Beth Whittall

Personal information
- Full name: Elizabeth Whittall
- Nickname: "Beth"
- National team: Canada
- Born: May 26, 1936 Montreal, Quebec, Canada
- Died: May 1, 2015 (aged 78) Hudson, Quebec, Canada

Sport
- Sport: Swimming
- Strokes: Freestyle, butterfly

Medal record
Women's swimming
Representing Canada
Pan American Games
| Gold medal – first place | 1955 Mexico City | 400 m freestyle |
| Gold medal – first place | 1955 Mexico City | 100 m butterfly |
| Silver medal – second place | 1955 Mexico City | 4x100 m freestyle |
| Silver medal – second place | 1955 Mexico City | 4x100 m medley |

= Beth Whittall =

Canadian swimmer (1936–2015)

Elizabeth Whittall (May 26, 1936 – May 1, 2015) was a Canadian competitive swimmer from Montreal, Quebec, Canada.

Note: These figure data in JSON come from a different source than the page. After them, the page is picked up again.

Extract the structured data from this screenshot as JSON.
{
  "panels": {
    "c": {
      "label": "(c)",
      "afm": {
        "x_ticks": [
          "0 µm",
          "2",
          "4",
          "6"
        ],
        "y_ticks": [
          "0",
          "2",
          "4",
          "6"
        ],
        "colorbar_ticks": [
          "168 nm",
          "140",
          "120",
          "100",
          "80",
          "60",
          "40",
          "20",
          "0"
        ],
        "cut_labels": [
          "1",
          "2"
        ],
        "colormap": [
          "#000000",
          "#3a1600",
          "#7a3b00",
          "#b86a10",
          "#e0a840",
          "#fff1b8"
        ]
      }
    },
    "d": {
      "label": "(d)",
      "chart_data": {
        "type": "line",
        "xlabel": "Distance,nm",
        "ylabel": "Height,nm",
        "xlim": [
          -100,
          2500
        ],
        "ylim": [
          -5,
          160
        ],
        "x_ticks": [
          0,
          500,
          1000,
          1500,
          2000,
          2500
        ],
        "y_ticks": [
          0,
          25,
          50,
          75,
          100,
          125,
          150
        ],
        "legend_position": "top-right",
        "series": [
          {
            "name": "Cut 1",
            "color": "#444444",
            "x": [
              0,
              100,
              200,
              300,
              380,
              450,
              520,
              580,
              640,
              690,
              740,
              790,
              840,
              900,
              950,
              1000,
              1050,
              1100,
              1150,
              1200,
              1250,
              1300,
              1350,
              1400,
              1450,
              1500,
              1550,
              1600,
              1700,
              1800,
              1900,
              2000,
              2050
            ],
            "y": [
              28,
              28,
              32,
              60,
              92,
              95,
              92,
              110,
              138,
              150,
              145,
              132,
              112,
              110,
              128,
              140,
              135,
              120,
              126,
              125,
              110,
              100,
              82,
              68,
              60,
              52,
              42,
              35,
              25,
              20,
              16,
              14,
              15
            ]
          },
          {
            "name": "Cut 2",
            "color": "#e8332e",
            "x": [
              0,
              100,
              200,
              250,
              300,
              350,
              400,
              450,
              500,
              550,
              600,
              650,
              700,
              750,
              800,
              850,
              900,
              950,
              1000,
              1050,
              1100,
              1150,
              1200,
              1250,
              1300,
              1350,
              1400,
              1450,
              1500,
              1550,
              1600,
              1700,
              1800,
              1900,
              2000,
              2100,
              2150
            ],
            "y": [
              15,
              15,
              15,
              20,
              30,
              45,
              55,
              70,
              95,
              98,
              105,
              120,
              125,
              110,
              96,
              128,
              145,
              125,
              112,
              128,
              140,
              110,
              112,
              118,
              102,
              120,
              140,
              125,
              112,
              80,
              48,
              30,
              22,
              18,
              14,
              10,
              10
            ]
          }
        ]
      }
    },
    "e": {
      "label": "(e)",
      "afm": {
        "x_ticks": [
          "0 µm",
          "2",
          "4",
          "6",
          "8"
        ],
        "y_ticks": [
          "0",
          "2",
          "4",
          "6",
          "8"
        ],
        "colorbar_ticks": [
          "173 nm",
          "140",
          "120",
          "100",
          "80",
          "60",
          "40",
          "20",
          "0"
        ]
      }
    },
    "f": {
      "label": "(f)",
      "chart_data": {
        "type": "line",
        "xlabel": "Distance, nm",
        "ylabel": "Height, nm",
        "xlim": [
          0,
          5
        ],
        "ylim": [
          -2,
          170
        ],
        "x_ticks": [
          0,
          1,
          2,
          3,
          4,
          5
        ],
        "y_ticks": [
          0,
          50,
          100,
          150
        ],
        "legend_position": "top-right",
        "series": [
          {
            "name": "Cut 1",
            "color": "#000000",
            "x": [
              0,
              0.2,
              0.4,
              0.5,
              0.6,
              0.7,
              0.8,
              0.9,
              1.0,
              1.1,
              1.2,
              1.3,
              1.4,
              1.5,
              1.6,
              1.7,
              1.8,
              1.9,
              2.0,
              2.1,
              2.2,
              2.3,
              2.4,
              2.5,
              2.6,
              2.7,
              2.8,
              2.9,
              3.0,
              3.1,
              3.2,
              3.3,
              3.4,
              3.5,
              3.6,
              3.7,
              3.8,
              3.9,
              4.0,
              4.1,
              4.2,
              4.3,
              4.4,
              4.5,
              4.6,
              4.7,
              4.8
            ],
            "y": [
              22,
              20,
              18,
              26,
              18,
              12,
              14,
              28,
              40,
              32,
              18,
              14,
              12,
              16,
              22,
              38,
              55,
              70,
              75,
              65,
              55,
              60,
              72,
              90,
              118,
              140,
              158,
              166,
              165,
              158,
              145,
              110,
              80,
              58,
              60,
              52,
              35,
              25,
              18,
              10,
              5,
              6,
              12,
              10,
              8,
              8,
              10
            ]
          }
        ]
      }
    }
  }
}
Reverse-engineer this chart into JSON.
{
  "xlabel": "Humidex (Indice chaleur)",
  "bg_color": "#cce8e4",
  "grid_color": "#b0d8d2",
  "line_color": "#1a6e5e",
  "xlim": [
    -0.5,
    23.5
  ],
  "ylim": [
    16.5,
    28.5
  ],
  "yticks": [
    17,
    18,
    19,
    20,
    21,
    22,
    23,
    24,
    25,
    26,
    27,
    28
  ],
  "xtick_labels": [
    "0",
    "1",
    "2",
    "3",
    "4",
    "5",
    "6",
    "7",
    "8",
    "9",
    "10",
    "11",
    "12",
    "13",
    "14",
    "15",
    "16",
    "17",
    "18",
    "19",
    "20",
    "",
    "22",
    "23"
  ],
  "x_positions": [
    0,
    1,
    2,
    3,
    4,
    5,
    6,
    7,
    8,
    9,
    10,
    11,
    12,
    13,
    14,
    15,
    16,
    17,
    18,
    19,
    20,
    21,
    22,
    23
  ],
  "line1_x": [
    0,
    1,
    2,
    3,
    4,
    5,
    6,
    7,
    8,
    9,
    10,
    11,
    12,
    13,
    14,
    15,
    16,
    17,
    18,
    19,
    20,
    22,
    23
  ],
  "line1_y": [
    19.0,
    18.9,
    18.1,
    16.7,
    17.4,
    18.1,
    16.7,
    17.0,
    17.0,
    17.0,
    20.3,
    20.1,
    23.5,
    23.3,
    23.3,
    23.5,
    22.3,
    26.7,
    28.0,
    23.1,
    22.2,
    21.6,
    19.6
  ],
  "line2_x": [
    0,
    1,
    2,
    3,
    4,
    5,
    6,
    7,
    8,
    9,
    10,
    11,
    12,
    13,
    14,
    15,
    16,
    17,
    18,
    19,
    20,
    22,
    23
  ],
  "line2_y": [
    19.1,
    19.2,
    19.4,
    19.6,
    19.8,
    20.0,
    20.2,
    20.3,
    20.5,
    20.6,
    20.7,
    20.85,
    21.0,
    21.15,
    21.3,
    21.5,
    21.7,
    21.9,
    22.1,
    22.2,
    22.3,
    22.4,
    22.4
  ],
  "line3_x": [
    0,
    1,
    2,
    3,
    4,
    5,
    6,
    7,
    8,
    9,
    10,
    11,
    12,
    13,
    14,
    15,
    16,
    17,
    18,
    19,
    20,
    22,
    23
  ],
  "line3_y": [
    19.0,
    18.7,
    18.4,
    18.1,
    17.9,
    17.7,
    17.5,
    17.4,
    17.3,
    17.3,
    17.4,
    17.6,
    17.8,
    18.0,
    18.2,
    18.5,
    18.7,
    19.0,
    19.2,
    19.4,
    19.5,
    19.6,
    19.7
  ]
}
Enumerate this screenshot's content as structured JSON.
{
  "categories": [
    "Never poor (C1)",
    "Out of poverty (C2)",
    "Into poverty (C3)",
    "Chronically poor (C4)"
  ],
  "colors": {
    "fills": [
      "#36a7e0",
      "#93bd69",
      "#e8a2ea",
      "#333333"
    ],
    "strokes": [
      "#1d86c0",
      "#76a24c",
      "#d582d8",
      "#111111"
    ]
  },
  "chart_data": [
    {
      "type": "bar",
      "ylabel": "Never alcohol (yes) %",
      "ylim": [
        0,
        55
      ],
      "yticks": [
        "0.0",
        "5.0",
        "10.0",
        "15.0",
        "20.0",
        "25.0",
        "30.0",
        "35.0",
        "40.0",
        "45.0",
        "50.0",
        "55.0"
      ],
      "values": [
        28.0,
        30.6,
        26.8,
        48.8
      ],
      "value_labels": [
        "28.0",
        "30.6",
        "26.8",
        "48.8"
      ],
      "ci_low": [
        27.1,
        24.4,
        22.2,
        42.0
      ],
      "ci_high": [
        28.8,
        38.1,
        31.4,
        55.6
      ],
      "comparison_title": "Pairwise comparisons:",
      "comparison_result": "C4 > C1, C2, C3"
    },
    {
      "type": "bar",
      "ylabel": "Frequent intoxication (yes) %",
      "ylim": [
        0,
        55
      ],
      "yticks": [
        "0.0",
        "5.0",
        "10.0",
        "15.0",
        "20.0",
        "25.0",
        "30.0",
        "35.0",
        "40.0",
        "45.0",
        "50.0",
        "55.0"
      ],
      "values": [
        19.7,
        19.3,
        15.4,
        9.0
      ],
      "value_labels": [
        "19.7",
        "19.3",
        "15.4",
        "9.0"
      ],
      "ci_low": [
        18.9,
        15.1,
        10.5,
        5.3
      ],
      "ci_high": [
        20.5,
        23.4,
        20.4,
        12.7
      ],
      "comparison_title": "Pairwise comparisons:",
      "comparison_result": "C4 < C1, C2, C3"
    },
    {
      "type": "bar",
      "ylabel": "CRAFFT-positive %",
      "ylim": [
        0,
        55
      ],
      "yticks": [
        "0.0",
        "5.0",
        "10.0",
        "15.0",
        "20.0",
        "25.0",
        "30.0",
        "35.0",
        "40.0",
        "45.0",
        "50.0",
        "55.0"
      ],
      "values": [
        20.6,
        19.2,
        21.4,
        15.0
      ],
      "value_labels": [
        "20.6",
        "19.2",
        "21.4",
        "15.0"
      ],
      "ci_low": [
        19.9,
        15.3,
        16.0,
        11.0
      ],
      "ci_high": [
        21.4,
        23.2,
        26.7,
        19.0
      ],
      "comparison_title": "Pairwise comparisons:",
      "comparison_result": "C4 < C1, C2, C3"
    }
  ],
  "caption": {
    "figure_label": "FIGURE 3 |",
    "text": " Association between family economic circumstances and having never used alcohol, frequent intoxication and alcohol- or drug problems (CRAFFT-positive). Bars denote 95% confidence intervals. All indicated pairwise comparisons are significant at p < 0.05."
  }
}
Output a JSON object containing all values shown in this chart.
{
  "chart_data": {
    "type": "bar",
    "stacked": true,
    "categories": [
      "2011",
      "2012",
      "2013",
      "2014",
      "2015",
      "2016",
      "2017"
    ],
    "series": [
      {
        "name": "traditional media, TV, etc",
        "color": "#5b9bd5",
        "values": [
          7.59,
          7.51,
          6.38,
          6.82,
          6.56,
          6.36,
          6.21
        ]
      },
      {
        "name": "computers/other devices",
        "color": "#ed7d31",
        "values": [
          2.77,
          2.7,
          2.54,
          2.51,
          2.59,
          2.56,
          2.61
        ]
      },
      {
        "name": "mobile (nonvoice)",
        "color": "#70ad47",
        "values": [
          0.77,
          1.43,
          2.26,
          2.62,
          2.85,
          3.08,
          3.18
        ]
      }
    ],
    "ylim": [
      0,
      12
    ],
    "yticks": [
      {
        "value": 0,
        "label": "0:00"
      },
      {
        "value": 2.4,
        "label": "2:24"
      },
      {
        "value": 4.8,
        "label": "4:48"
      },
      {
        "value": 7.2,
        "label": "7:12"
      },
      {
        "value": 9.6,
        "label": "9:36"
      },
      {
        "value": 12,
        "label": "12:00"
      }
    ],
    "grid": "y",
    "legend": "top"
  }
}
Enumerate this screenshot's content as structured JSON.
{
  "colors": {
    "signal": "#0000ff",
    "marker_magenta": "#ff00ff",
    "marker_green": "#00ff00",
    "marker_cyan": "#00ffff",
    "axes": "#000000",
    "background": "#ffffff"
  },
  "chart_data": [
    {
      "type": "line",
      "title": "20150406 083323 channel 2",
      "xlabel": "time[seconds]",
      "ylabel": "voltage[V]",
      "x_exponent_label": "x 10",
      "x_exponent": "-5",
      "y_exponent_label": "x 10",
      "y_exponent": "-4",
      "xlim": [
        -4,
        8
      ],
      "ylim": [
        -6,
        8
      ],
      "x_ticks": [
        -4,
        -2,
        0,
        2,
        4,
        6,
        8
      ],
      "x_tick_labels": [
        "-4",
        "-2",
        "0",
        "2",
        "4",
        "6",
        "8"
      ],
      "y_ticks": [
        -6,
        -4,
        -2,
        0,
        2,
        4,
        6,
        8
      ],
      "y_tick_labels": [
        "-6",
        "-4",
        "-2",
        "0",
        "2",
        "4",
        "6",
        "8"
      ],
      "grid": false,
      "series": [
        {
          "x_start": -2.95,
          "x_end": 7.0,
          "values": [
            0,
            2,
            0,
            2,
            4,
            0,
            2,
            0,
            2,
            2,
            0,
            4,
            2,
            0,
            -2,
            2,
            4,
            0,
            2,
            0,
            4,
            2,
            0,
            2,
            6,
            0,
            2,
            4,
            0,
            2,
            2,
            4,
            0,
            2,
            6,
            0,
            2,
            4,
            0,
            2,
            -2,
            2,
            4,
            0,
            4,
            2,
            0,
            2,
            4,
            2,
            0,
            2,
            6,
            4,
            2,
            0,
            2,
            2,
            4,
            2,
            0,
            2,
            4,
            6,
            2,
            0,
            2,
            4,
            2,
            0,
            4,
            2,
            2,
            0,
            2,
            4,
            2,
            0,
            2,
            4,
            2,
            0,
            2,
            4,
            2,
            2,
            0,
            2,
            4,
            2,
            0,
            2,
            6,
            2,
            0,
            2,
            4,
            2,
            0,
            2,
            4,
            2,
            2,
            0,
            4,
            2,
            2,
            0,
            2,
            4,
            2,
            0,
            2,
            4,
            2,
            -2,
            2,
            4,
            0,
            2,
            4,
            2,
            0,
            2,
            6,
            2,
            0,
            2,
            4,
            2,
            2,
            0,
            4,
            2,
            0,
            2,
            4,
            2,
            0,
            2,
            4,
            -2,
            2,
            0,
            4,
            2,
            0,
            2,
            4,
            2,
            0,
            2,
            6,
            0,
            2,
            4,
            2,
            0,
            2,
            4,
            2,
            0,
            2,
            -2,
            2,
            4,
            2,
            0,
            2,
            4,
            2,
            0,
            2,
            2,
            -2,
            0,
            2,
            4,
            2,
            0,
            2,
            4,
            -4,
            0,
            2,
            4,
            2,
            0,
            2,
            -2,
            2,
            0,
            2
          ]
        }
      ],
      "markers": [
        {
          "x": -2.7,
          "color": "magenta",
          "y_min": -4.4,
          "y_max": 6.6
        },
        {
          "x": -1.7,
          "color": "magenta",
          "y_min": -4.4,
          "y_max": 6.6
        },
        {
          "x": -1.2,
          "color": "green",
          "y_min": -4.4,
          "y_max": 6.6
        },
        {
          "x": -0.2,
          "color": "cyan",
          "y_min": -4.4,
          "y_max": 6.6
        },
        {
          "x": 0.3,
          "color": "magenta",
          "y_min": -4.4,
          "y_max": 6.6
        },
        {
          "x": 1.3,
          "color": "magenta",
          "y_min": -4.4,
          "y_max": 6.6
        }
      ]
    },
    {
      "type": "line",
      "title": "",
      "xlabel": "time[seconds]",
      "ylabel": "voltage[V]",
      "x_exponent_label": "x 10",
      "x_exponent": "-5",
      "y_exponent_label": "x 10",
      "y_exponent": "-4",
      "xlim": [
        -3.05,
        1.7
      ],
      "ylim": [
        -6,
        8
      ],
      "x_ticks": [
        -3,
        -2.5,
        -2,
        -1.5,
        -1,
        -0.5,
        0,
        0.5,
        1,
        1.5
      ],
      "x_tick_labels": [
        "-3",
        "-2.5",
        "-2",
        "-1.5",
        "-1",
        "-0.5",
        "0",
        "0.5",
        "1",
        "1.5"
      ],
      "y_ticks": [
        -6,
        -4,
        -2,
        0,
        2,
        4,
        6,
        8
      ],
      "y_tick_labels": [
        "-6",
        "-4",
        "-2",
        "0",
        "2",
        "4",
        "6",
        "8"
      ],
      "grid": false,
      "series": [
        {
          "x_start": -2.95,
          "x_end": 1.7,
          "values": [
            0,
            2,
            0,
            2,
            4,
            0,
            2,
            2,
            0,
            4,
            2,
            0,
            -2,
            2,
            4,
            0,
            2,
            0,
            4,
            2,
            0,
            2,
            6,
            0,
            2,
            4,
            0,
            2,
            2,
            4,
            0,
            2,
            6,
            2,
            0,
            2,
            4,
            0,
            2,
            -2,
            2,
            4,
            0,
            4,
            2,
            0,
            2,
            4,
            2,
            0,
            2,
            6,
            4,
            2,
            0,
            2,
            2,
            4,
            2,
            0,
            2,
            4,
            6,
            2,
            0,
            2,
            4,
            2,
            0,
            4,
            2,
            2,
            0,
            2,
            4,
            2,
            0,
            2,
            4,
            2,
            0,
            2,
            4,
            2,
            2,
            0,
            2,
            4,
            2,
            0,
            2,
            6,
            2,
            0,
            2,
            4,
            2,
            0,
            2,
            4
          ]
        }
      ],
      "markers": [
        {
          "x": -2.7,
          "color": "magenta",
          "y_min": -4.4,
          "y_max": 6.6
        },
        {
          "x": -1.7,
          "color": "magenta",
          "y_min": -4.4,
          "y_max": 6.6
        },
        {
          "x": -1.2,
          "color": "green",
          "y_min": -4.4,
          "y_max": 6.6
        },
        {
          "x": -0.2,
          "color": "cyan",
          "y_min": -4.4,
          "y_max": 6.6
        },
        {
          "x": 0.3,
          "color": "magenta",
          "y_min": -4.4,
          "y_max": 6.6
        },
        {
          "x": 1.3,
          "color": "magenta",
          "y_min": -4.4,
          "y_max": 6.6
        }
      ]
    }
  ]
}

When she was 17 years old, Whittall won a silver medal in the 1954 British Empire and Commonwealth Games as a member of the Canadian 4×110 yd freestyle relay team. While studying pharmacy at Purdue University, Whittall won two gold medals at the 1955 Pan American Games in Mexico City. She also won the 100-metre butterfly and the 400-metre freestyle events and was a member of the Canadian 4x400-metre medley relay team that won a silver medal. For those achievements, she was awarded the Lou Marsh Trophy as Canada's top athlete for 1955 and was inducted into the Canadian Olympic Hall of Fame. At the end of that year, she held five Canadian swimming records, including the 110-yard butterfly, and the one-mile swim. She finished seventh in the 100-metre butterfly at the 1956 Summer Olympics and retired from competition the following year.

In 1987, at the age of 50, Whittall set a Canadian record in the 200-metre freestyle for competitors in the 50-to-54 age group.

Whittall died on May 1, 2015, at the age of 78, and was posthumously inducted into the Canadian Olympic Hall of Fame on June 17, 2015.